Je me souviens des soirées où je regardais ma mère et ma grand-mère faire des beignes à l'approche du réveillon. Je me souviens de l'odeur de la friture et du goût de ces pâtisseries. Je n'ai jamais retrouvé un beigne qui goûtait la même chose à ma grande déception. Il y avait toujours un beigne spécial, pour moi, un petit bonhomme que seulement ma grand-mère réussissait à la perfection. Il était fait avec la même pâte, mais goûtait bien meilleur que ses semblables.
Fêter le ventre plein
Les épiceries récoltent la palme dans la liste des dépenses en 2005, avec la somme de 6,1 milliards, une hausse de 21 % par rapport au mois précédent et de 16 % par rapport aux ventes mensuelles moyennes de 5,2 milliards de dollars enregistrées en 2005. La valeur des ventes de bonbons, de confiseries et de grignotines est de 347,6 millions de dollars chez les grands détaillants du Canada. Il s'agit d'une hausse de 68 %, par rapport aux ventes mensuelles moyennes.
Je n'ai trouvé aucune statistique relative à l'achat de vin et de spiritueux. Les chiffres sont certainement exorbitants. Je suis consciente qu'il est nécessaire de se nourrir, mais sommes-nous obligés de le faire dans l'abondance et parfois l'excès? Des chercheurs ont constaté que 99 % des ménages canadiens dépensent plus que le ménage moyen d'Éthiopie du Sud sur le logement, la bouffe et les vêtements.

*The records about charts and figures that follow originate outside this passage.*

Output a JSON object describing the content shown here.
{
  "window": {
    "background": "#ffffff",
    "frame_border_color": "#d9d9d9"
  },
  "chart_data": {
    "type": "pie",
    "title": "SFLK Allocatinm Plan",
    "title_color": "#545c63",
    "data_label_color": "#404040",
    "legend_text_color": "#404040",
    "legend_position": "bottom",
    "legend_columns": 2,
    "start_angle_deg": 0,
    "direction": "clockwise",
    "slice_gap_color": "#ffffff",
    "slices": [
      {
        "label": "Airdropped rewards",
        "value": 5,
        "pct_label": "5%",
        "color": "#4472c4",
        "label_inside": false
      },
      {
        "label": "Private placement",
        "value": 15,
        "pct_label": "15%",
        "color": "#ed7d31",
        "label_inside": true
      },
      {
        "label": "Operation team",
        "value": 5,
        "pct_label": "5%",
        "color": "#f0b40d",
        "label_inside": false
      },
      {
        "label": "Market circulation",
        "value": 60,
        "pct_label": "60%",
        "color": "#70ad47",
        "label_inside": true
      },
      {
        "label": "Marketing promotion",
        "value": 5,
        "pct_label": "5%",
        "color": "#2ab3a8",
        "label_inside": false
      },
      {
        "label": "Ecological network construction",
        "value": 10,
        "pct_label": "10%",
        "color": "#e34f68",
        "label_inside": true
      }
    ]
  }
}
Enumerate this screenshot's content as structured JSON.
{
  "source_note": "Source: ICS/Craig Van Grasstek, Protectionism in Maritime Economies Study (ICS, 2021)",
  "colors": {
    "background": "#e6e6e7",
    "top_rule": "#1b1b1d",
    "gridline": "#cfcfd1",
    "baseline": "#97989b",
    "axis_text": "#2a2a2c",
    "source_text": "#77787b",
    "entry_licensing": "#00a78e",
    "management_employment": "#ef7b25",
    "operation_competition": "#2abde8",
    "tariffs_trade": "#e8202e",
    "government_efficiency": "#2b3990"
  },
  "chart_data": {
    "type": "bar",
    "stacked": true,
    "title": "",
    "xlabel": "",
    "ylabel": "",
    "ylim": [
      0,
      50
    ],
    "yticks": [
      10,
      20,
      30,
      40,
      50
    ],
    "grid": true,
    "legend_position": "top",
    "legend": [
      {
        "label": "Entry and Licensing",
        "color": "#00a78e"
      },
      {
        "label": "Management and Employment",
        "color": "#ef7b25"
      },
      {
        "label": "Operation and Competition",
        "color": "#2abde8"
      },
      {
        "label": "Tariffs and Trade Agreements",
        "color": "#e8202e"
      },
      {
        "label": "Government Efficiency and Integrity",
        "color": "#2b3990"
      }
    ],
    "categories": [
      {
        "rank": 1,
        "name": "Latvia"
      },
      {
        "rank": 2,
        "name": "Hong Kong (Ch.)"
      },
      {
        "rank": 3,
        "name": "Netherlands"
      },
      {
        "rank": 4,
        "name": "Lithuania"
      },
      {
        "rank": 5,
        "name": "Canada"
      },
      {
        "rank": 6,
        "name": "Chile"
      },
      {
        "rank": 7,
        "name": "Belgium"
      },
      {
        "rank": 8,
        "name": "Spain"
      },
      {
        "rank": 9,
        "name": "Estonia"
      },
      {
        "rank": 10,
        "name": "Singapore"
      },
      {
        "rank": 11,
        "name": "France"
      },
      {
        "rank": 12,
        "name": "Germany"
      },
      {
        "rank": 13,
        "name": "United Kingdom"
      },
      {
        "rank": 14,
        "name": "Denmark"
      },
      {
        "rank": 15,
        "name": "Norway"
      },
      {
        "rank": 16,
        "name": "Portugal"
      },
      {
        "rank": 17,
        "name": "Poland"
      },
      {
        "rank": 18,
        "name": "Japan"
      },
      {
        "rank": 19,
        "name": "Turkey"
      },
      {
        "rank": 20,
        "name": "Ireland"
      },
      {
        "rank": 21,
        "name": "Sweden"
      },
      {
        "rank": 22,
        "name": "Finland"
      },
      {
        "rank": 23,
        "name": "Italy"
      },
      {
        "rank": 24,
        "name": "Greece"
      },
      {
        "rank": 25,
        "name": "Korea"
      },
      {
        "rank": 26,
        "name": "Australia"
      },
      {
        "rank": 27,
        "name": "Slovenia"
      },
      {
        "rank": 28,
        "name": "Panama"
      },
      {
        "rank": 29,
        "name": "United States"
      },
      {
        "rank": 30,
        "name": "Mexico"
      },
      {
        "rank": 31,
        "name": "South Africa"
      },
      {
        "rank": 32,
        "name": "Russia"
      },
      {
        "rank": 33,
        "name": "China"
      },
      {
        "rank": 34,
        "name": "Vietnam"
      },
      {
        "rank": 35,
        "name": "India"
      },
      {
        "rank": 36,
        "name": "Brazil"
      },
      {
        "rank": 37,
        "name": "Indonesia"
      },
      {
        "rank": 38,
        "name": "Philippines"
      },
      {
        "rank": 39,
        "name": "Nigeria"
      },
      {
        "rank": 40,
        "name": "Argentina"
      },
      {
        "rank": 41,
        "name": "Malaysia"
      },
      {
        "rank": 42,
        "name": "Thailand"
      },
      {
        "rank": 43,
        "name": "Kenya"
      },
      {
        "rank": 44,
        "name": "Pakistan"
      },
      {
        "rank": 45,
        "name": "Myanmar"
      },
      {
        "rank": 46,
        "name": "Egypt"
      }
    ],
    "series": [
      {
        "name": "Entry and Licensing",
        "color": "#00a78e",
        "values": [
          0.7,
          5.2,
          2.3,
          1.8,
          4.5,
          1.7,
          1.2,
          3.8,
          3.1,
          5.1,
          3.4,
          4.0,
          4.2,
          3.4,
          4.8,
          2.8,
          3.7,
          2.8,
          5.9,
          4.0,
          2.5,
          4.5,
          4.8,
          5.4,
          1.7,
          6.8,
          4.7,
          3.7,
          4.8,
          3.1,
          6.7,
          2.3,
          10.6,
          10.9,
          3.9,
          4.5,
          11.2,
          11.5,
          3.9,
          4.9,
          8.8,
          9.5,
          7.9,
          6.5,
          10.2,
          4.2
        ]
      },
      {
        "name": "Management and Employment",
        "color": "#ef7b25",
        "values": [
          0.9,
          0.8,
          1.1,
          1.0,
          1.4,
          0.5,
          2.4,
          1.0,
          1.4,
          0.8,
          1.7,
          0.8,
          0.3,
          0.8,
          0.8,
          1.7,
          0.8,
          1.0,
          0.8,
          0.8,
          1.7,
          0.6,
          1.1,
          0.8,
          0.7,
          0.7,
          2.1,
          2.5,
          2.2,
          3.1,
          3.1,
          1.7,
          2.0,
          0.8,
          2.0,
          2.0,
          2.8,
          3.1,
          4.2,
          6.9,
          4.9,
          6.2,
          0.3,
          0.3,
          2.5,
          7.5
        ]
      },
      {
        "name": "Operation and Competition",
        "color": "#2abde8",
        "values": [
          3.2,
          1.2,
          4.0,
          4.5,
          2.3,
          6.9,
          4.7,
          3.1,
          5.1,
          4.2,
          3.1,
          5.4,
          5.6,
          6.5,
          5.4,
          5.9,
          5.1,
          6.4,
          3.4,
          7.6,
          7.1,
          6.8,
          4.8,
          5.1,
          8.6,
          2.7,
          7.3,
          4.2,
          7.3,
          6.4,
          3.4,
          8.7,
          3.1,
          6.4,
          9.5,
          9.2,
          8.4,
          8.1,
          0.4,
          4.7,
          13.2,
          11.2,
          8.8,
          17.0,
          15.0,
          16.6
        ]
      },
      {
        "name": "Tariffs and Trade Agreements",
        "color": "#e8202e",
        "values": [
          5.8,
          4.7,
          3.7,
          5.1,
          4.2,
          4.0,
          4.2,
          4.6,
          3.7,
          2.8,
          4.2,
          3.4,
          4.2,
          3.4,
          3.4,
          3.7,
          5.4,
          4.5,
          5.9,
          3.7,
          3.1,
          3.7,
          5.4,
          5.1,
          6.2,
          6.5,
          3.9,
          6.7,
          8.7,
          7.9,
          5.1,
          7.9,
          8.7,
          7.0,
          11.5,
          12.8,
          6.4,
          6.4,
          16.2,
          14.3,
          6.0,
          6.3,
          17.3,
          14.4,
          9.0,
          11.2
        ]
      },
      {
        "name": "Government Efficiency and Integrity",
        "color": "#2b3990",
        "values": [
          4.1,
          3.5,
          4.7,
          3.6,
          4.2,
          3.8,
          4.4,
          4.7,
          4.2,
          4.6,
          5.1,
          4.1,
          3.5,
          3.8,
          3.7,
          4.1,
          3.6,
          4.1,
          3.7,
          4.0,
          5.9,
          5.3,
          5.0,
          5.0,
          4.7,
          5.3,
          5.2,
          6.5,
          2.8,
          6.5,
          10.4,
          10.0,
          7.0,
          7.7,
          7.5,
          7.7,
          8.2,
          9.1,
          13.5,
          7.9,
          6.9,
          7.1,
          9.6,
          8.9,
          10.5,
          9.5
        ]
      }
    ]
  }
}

En cette période de l'année, profitez-en pour célébrer avec votre famille et vos amis. Ouvrez-vous sur le monde et soulignez Noël d'une manière différente. C'est souvent en sortant de la routine que nous retrouvons les véritables valeurs.
Permettez-moi d'ouvrir une parenthèse, car au-delà des rites religieux, du partage de nourriture et de boissons et d'échange de cadeaux, pour énumérer que les traditions qui perdurent depuis les siècles, Noël a une signification différente pour chaque personne. De l'histoire ancienne de la Nativité aux histoires plus modernes d'une fée des étoiles et d'un renne au nez rouge, l'émerveillement et la magie de la saison des Fêtes peuvent être partagés par tous, quelles que soient les croyances religieuses.